Hotchkiss had a good thing going here. Ok, not really. He lost a child before he bought the tavern and then his wife and then he himself died a year after buying it. The building passed through a whole bunch of people after that and it was a real mess. The 1830 census shows eleven people living in the same household; the 1840 census includes ten people. The temperance movement killed the place and it was foreclosed upon again.
Another owner, and then, finally, one Mr. Romeo Elton bought the joint in 1854. He was a local guy that everyone respected, so he got a tavern license and… huzzah! He owned and lived in the building all the way until 1889 when he died. Since Elton owned it longer than anyone, the historical society chose his name for the modern day museum.

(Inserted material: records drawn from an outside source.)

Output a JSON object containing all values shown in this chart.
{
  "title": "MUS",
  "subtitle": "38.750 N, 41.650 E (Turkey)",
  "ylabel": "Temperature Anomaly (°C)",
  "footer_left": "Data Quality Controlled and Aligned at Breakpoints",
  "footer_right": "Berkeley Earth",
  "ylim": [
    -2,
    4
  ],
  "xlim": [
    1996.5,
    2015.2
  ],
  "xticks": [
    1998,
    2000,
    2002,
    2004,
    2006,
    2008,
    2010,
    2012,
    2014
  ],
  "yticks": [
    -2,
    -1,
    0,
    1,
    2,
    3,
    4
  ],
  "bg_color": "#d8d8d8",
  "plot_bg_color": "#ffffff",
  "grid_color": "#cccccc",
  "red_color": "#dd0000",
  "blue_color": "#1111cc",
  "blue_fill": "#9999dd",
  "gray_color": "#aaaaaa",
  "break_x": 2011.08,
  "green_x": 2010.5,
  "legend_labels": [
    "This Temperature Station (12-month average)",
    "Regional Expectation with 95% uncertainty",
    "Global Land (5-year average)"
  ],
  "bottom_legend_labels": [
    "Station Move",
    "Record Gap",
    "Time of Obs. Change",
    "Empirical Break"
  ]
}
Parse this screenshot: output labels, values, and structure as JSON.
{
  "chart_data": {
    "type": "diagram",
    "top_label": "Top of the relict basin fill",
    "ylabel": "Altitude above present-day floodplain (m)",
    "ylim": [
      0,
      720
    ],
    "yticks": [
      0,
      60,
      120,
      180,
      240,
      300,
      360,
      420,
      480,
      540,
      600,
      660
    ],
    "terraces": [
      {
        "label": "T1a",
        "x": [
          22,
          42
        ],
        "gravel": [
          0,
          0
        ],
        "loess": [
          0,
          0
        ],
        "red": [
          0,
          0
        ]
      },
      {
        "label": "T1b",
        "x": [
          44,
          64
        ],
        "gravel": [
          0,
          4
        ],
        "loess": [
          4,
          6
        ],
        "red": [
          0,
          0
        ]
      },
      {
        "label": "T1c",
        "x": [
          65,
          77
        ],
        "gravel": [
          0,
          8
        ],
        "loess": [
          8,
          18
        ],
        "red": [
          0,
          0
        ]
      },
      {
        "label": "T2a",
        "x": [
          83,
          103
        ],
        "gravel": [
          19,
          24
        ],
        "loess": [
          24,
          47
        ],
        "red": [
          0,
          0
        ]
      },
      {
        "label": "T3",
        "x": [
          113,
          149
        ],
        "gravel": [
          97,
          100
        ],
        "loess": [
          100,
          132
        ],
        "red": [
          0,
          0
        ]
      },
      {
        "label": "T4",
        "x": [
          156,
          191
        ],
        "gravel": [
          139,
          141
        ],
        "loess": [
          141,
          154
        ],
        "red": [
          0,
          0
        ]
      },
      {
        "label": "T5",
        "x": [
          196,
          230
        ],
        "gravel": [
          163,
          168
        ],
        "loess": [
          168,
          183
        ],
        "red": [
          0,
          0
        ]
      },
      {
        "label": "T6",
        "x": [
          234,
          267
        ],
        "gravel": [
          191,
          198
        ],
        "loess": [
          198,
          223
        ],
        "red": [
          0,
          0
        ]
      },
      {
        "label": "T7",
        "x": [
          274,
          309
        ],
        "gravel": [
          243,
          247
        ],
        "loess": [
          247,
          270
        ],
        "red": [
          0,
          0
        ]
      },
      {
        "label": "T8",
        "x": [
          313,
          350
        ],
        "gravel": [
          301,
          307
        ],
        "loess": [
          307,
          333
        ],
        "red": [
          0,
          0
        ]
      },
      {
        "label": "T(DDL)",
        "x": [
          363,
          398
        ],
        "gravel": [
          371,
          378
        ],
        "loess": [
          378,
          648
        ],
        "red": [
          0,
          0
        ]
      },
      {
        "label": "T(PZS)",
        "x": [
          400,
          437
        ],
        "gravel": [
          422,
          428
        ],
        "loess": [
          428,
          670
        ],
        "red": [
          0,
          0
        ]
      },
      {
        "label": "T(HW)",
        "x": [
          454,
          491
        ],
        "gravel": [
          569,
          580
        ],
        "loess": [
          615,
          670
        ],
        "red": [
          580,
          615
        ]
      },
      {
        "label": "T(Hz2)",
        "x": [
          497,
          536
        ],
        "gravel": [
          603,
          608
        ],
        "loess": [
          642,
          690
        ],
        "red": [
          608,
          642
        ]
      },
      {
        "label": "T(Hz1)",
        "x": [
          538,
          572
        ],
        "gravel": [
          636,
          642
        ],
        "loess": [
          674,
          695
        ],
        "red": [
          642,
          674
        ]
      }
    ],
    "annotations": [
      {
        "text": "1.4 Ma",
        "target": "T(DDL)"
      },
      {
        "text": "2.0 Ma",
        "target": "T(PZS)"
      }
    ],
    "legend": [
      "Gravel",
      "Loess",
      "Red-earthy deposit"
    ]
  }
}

I’m Just bummed they didn’t go with his first name. A pink “Romeo Tavern” would have been fantastic.
Trains and cars were invented, and roadside taverns became cool again. Several more owners and their families came and went, all the way up until 1974 when the town purchased the property for $32,000. The Burlington Historical Society only had $68.00, but through state grants and such, they made it happen. Since then, there have been a few massive improvements to the structure – as well as a bunch of efforts to restore parts of it to be more historically accurate.
You know… like the exterior paint job.
This was a whole thing for the society. They sought the guidance of
scientists from local universities random guys from Deerfield, MA to study and analyze paint colors and what not. They looked at the hand-sewn timber and scraped it and looked at the paint under a microscope. This was complicated by the brown and other paint jobs over the years.
But once it was determined they were looking at the orignal original paint color, it was determined to be… dusty pink.
The taverns is incredibly well built. The wide floor boards don’t creak and every rooms seems much cozier than you’d expect from such a historic structure. The restoration efforts were clearly skillful and respectful of the past.
All the usual historic house museum stuff is here (the rope bed, the spinning wheel, etc.) but there are some unique local industry items as well (guns and clocks). On CT Open House Day, a few of the guides were dressed in period garb, which I’m often uncomfortable with, but I really dug this crew. They were fun and funny and made my visit to the “pink house” memorable.